The surface of the Earth is subject to decay and deterioration due to geological pressures and frictions though they occur steadily and slowly.
This natural erosion of soil is accompanied by formation of new soils, as the nature always maintains the universal equilibrium and harmony. It is, thus, not a load, in true sense of the term, but a process of replacement.
Erosion caused by incessant rainfall is the result of the application of energy from two different sources, viz., heavy downpour and surface flow.
When showers fall heavily upon the Earth with high velocity, they disintegrate and detach soil particles and subsequently the surface flow of rainwater transports them into the high areas.
The high infiltration:
Of downpour into the upper crust of soil makes the major contribution to the transportation of fertile soils particularly on unprotected slopes during the period of storms.

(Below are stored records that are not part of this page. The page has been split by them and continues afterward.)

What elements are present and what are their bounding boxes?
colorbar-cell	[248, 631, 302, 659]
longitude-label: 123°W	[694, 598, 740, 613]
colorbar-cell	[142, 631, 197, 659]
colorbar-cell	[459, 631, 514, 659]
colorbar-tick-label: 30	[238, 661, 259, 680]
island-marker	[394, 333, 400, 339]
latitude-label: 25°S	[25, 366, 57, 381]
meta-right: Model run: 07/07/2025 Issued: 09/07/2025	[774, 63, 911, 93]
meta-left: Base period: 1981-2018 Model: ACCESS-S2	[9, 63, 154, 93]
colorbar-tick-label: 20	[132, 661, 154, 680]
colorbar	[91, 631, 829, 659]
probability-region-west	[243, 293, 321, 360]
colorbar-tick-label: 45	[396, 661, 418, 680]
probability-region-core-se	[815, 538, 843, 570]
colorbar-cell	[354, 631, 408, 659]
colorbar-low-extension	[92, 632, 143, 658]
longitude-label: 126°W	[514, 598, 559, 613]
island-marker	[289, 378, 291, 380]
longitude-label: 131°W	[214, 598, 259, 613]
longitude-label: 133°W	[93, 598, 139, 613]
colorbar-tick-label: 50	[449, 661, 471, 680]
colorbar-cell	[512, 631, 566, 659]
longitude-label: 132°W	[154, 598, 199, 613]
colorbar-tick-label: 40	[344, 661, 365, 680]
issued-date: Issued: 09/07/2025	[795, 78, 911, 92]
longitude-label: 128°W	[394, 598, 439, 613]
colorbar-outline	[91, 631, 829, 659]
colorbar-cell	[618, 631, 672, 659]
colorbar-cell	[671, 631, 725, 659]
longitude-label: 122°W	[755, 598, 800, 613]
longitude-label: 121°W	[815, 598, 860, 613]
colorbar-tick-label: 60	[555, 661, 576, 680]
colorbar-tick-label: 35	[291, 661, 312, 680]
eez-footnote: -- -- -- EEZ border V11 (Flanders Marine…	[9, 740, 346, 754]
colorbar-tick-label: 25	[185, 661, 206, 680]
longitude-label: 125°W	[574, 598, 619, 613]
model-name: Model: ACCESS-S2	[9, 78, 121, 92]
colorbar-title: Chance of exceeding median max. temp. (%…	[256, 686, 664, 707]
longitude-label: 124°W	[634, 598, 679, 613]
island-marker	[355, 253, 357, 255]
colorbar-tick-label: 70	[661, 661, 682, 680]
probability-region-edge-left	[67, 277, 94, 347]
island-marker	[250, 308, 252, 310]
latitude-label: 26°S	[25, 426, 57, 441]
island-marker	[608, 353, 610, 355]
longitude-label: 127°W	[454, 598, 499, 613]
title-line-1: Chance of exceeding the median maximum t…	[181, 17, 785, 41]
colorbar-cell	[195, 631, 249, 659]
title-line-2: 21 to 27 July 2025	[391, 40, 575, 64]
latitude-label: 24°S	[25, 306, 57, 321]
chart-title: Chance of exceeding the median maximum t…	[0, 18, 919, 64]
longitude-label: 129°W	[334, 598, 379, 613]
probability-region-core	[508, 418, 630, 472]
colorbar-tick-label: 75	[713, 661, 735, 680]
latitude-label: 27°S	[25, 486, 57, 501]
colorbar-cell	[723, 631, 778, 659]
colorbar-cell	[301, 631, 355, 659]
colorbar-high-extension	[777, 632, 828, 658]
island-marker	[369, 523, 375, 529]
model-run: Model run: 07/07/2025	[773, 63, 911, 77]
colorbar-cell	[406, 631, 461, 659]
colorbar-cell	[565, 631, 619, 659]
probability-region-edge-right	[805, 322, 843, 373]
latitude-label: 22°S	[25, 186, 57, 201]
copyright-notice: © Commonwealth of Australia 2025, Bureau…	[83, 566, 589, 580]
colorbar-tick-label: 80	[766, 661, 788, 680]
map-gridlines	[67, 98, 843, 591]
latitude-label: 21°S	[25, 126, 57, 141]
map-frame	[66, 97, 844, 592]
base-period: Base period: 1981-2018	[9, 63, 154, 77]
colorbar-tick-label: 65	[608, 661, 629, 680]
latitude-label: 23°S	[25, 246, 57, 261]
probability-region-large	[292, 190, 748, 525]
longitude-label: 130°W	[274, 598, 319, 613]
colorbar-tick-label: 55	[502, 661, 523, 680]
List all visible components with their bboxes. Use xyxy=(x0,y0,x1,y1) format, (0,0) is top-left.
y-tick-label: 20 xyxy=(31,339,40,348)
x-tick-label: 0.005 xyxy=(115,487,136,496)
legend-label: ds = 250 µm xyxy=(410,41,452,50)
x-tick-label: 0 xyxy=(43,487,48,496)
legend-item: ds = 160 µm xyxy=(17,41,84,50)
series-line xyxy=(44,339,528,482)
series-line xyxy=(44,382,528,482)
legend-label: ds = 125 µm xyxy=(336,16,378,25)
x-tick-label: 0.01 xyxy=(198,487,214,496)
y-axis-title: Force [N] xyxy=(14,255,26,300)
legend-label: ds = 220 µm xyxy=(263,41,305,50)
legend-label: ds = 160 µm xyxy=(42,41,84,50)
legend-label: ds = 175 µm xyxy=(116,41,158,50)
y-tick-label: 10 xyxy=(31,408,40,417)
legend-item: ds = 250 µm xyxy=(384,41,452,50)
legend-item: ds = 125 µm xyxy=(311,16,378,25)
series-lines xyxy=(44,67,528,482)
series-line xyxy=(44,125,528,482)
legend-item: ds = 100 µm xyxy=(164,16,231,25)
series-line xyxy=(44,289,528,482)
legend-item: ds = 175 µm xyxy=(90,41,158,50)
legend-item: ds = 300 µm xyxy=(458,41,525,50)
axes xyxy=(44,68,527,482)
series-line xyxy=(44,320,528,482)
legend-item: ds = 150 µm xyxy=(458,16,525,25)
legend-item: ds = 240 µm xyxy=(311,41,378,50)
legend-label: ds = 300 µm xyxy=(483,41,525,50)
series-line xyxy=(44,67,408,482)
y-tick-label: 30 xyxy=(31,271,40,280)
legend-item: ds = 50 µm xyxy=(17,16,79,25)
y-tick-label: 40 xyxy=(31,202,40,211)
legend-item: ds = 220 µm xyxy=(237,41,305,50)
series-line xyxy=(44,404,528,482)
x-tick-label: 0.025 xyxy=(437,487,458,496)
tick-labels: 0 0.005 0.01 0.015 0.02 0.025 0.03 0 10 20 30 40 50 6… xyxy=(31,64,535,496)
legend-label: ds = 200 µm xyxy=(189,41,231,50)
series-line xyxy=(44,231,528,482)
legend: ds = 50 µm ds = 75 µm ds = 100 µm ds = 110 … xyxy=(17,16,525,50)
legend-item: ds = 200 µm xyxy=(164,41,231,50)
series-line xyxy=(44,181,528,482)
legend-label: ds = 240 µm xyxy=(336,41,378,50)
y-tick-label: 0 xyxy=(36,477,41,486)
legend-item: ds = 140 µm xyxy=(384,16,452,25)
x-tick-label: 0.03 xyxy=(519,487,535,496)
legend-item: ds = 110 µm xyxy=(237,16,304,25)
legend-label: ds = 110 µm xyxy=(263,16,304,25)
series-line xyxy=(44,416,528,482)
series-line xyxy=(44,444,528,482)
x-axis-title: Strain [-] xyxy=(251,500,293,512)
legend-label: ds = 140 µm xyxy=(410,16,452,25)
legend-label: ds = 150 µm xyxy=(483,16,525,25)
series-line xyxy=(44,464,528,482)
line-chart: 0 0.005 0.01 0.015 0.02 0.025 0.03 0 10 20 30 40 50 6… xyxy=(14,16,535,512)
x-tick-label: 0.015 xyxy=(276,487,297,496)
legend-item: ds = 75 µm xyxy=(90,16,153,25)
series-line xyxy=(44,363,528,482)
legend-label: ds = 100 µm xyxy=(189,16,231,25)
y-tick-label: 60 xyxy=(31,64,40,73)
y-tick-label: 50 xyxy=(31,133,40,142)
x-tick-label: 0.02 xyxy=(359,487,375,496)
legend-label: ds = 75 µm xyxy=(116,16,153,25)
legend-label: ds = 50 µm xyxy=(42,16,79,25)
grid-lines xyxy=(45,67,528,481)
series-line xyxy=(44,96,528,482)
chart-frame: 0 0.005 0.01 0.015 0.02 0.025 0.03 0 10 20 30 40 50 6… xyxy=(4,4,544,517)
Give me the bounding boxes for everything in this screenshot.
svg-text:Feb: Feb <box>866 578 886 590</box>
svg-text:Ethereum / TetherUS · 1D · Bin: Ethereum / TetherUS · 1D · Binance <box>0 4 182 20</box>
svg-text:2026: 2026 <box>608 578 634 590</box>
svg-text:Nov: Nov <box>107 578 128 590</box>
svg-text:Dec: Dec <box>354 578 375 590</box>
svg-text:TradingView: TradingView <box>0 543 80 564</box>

Four forms of water erosion are described below:
1. Sheet erosion. This signifies an elimination of thin fertile film of soil from the large area. It usually occurs on the landscapes of gentle slopes.
The top fertile soil is ripped off every year and the loss is quite excessive yet it is imperceptible.
2. Rill erosion. Subsequent stage of sheet erosion is known as rill erosion in which fungi like rills begin to appear on the landscape.
The rills are usually smoothened out by the working of the farm implements.
But year after year, the rills slowly increase not only in numbers but also in their shape and size.
The growth of rills hampers the movement of farm implements, reduces the actual areas under cultivation and results in minimising the crop yields.
3. Gully erosion. It is the developed stage of rill erosion.
When rill erosion is overlooked, the rills get deepened and widened every year and begin to form gullies.
The tiny grooves develop into wider and deeper channels and grow in huge size.
They further get deepened and widened in every rainfall and if they are not controlled they destroy soils to a considerable extent.
4. Slip erosion. This is usually caused by hydraulic pressure exerted by moisture penetrating into the soils during the heavy rains.
Due to low permeability of soil they could percolate below the impermeable strata. Thus, a great mass of overlying soil on steep land comes down bodily. This cuts down the arable soils to a great extent.